Ребята это предложение поддерживают, поэтому мы заползаем в танк. Ну меня сажают внутрь, Док за управление, а ребята сверху – местность разглядывают. Дети есть дети, они след обязательно оставят, надо только этот след увидеть. Машина взрёвывает двигателем и споро едет в обратном направлении, оставив за собой всё, во что превратились немцы сорок первого года.
На самом деле, конечно, сплошная фантастика, помноженная на кино, потому что такого не бывает. Так танк, даже лёгкий, может вскрыть только внутренний взрыв, да и то, если его вообще хорошо взрывчаткой начинить, насколько я всё-таки знаю. Да и вообще, как мы их взяли, именно кино напоминает.

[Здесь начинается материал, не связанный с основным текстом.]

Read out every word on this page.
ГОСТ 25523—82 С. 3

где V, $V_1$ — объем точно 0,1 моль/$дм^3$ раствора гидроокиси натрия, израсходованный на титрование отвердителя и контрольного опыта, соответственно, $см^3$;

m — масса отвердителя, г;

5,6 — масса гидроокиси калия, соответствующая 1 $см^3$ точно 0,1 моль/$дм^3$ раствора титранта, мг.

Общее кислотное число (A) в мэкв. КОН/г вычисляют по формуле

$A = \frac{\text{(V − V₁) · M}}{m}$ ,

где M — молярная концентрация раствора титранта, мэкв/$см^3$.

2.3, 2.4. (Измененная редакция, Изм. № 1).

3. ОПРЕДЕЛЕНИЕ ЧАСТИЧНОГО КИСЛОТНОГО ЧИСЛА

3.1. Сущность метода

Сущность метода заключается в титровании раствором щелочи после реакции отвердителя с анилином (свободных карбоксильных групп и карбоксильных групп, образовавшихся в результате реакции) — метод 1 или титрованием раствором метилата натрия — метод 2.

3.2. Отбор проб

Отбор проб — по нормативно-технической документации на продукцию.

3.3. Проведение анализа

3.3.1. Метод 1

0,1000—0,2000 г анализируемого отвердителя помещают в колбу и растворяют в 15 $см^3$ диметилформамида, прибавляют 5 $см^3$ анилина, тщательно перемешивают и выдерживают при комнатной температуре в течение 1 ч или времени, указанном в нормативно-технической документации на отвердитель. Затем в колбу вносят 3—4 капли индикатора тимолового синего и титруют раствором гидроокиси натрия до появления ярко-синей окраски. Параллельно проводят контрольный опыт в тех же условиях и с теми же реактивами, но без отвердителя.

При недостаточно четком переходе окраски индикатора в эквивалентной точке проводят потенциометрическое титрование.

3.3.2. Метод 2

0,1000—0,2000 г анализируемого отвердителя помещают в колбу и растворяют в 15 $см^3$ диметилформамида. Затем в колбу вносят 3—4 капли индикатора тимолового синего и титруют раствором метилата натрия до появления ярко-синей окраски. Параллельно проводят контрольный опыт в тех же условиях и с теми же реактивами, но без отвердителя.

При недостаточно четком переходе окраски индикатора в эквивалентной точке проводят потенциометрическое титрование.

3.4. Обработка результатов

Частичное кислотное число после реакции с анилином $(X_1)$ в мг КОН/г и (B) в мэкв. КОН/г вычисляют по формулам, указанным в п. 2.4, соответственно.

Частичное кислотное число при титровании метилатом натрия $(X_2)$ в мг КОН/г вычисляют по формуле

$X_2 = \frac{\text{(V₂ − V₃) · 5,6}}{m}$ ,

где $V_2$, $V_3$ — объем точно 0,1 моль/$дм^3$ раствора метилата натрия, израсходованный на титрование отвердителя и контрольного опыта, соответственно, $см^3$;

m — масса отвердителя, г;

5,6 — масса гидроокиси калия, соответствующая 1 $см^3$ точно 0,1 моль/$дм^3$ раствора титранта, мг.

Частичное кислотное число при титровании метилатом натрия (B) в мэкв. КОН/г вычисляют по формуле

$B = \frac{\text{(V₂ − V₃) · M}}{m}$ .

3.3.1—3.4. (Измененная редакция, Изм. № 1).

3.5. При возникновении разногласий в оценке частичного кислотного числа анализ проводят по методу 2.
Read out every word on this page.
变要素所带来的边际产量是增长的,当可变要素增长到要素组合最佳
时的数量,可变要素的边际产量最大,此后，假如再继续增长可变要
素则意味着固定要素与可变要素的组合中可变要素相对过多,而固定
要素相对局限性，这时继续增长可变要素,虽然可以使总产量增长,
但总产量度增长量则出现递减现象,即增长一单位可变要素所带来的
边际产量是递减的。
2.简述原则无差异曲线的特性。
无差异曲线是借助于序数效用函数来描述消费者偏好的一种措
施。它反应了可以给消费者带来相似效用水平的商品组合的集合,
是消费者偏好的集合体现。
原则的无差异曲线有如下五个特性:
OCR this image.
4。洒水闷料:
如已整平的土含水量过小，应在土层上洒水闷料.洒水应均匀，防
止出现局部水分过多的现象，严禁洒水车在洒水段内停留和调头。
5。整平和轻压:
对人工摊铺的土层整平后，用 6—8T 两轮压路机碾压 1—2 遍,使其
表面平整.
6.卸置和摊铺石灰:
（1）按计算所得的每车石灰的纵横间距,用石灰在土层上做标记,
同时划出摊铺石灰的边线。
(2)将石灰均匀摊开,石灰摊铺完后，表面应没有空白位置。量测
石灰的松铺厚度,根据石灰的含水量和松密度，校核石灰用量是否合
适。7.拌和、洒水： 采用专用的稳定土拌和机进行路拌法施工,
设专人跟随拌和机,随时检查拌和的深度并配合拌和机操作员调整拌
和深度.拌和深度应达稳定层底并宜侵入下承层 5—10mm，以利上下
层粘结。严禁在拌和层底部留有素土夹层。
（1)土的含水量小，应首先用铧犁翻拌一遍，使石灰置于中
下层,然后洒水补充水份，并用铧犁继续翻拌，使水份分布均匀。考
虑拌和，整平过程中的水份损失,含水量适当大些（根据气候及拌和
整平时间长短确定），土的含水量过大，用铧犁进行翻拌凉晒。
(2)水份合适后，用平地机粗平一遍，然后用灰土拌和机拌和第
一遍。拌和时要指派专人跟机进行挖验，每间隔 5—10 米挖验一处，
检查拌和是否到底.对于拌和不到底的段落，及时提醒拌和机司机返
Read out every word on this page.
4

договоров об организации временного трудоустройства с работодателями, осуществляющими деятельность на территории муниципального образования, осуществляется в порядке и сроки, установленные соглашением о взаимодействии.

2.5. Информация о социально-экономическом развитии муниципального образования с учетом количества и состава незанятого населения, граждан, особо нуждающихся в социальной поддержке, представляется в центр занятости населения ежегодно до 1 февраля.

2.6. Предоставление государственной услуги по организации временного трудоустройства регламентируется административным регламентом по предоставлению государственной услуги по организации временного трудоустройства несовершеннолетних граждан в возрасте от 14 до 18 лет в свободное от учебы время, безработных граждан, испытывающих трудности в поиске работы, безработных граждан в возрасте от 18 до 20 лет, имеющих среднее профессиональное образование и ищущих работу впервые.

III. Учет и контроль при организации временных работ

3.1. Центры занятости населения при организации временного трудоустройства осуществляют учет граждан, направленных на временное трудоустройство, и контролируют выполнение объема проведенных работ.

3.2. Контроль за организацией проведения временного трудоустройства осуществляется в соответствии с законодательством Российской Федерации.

Танк останавливается. Значит, ребята что-то увидели, ну или бензин закончился, тоже может быть, но тогда мне бы Серёжа сказал, а он просто среагировал на команду, которую я также услышала, но не среагировала. Поэтому лезу наверх, чтобы узнать, что, собственно, нашли. Интересно мне очень, ну и Серёже интересно, но ему шевелиться команды не было, потому он сидит, где посадили.
– Чего тут? – интересуюсь я.
– А вот, – хмыкает Лис, ткнув пальцем.
Я вглядываюсь – впереди сплошной стеной стоит лес, дороги нет. Обрывается, как ножом обрезали. Слезаю с машины, подхожу к срезу, трогая его ногой, ступаю на траву, осознавая – дальше дороги не было никогда. То есть или надо теперь в другую сторону катиться, или… И вот тут рядом со мной, как телепортировавшись, вдруг оказывается Серёжа, указывая перстом своим… Некультурно тыча пальцем в обломанную ветку. Значит, нам точно сюда.
– Идём осторожно, чтобы не напугать, – советую я ребятам, сразу же мне кивнувшим.
Шагаем молча, в основном жестами переговариваемся, потому что тишина вокруг, что для леса нехарактерно, и любой звук хорошо слышен будет, а нам нужно найти детишек до того, как они услышат нас. Испуганные, наверняка голодные, а нам их выводить, и не факт, что получится просто. Может быть, среди них есть кто-то дорогой нашему начальству? Да нет, вряд ли, тогда бы раньше почесались, а не сейчас. Ладно, всё равно на отсутствии информации версий не построишь.
Явно заметны следы волочения, значит, дети ещё и ранены, что вполне логично. Интересно, как они от точки входа досюда добрались? Сколько их? Нет пока ответов на эти вопросы. Зато есть следы, по которым мы идём, охватывая с двух сторон, чтобы, если даже испугаются, не ловить их по всему лесу.
– Стоп! – показывает Лис.
Дальше следует активная жестикуляция, демонстрирующая, что кого-то мы нашли. И действительно за кустами что-то белеет, при этом, если прислушаться, можно услышать сдавленное поскуливание, на лисье похожее, но я уже понимаю, что животных здесь нет. Достав из кармана набор, стираю с лица камуфляж, чтобы не напугать, и иду вперёд.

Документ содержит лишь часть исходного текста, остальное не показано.